Amendment, by leave, withdrawn.

[Amendments Nos. 14 to 18 not moved.]

19: Schedule 6, page 67, line 29, leave out paragraph (d) and insert—

“(d) is unfit for office by reason of misconduct,”

The noble Baroness said: My Lords, noble Lords will see that the amendment has the support of the noble Lord, Lord McKenzie, so I am very hopeful that it will be accepted by the House.

In Committee, I raised the question of what the words, “is guilty of misbehaviour”, meant. That is one of the grounds for removing a chairman or non-executive from office—although, interestingly, not an executive, but we will not pursue that further. I gave various examples which attracted a certain amount of interest outside your Lordships' House, which I shall not repeat today.

I then proposed the form of words which the Government proposed in the Statistics and Registration Service Bill, and Amendment No. 19 is a repeat of that amendment. I am delighted that the Minister, who was encouraging in its response in Committee, has joined me in the amendment today. I beg to move.

20: Schedule 6, page 67, line 37, leave out sub-paragraphs (1) and (2) and insert—

“(1) The Authority may—

(a) pay to the chairman and other non-executive members such remuneration, and(b) pay to or in respect of the chairman and other non-executive members such sums by way of or in respect of allowances and gratuities,as the Secretary of State may determine.”

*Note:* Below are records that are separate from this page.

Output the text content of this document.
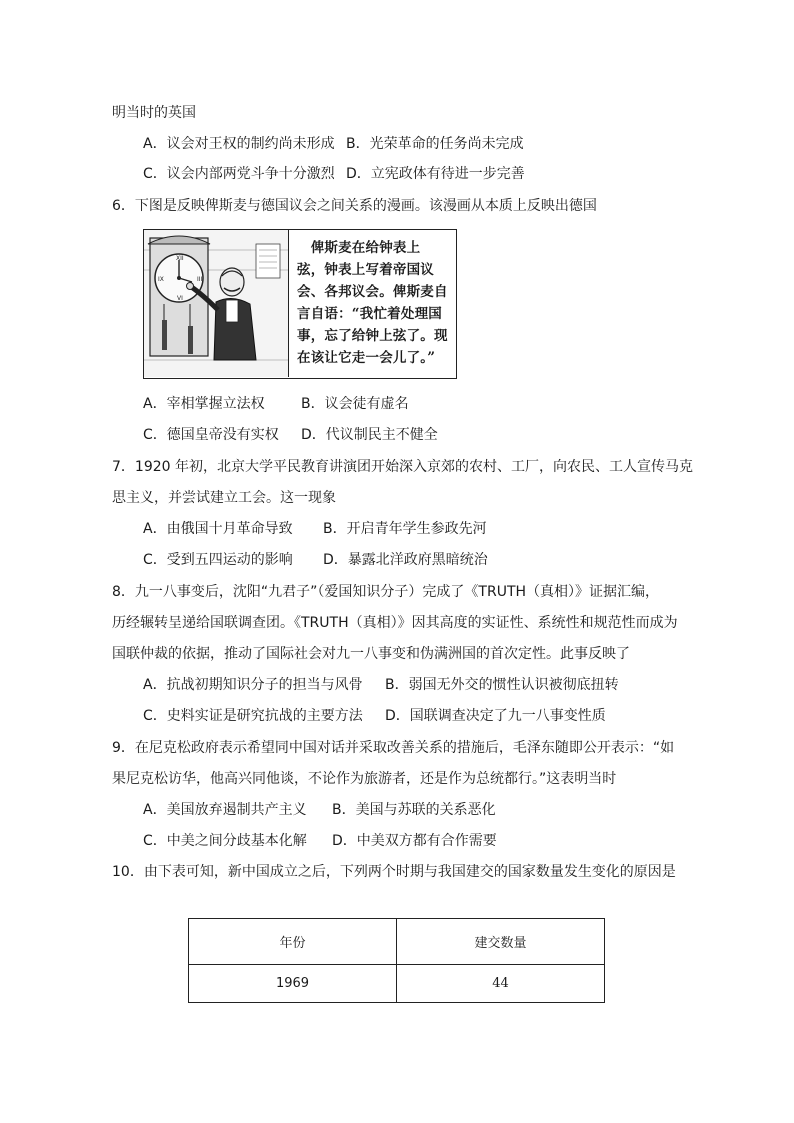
明当时的英国
A．议会对王权的制约尚未形成 B．光荣革命的任务尚未完成
C．议会内部两党斗争十分激烈 D．立宪政体有待进一步完善
6．下图是反映俾斯麦与德国议会之间关系的漫画。该漫画从本质上反映出德国
XII
III
VI
IX
　俾斯麦在给钟表上
弦，钟表上写着帝国议
会、各邦议会。俾斯麦自
言自语：“我忙着处理国
事，忘了给钟上弦了。现
在该让它走一会儿了。”
A．宰相掌握立法权	B．议会徒有虚名
C．德国皇帝没有实权 D．代议制民主不健全
7．1920 年初，北京大学平民教育讲演团开始深入京郊的农村、工厂，向农民、工人宣传马克
思主义，并尝试建立工会。这一现象
A．由俄国十月革命导致 B．开启青年学生参政先河
C．受到五四运动的影响 D．暴露北洋政府黑暗统治
8．九一八事变后，沈阳“九君子”（爱国知识分子）完成了《TRUTH（真相）》证据汇编，
历经辗转呈递给国联调查团。《TRUTH（真相）》因其高度的实证性、系统性和规范性而成为
国联仲裁的依据，推动了国际社会对九一八事变和伪满洲国的首次定性。此事反映了
A．抗战初期知识分子的担当与风骨 B．弱国无外交的惯性认识被彻底扭转
C．史料实证是研究抗战的主要方法 D．国联调查决定了九一八事变性质
9．在尼克松政府表示希望同中国对话并采取改善关系的措施后，毛泽东随即公开表示：“如
果尼克松访华，他高兴同他谈，不论作为旅游者，还是作为总统都行。”这表明当时
A．美国放弃遏制共产主义 B．美国与苏联的关系恶化
C．中美之间分歧基本化解 D．中美双方都有合作需要
10．由下表可知，新中国成立之后，下列两个时期与我国建交的国家数量发生变化的原因是
年份	建交数量
1969	44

The noble Lord said: My Lords, I made it clear in Committee that we would look again at the provisions that enable the authority to pay non-executive pensions. The provisions were included originally because the remuneration requirements for delivery authority members had not been finalised, and it was therefore prudent to ensure that the provisions had maximum flexibility while the remuneration proposals were being developed. The existing provisions ensure that the authority can, but does not have to, pay non-executive members sums in respect of pensions. The noble Baroness rightly pointed out in our earlier debates that it is unusual for non-executives to receive pension provision, and the Cabinet Office guidelines in Making and Managing Public Appointments also make it clear that most public appointments are not pensionable. On reflection, we agree with the noble Baroness. Amendments Nos. 20, 22, 24 and 25 therefore remove the provisions for non-executive pensions and tidy up the remaining remuneration provisions.

In Committee, the noble Baroness also expressed concern about the inclusion of gratuities. Her amendment seeks to remove the provisions that enable gratuities to be paid to non-executive members. We have carefully considered the points that she made, and I am inclined to agree with her that the language sounds a little Victorian. I assure her, however, that we will not be tipping the non-executive members, as she suggested in Committee. The language may seem old-fashioned, but I assure her that the term “allowances and gratuities” is used frequently in legislation for statutory bodies of this kind, such as the Serious Organised Crime Agency in the Serious Organised Crime and Police Act 2005, the Strategic Rail Authority, Natural England, the Pension Protection Fund, the Pensions Regulator, the Commission for Equality and Human Rights, and the Olympic Delivery Authority—also to my surprise. Gratuities in this sense are taken as payments that are not covered by the terms and conditions of the appointment of non-executives. A gratuity might, for example, be a payment for additional work that has not been specified, or it might cover a settlement in respect of actual or prospective legal claims that the office holder may bring against the appointing body on grounds, for example, of personal injury.

In these circumstances, there is merit in retaining the flexibility for payment of gratuities to non-executives. I hope that the noble Baroness is reassured that we have listened carefully to the points that she has made and that, although we have removed pension provision for non-executives, we seek to retain the provisions for the payment of allowances and gratuities. I beg to move.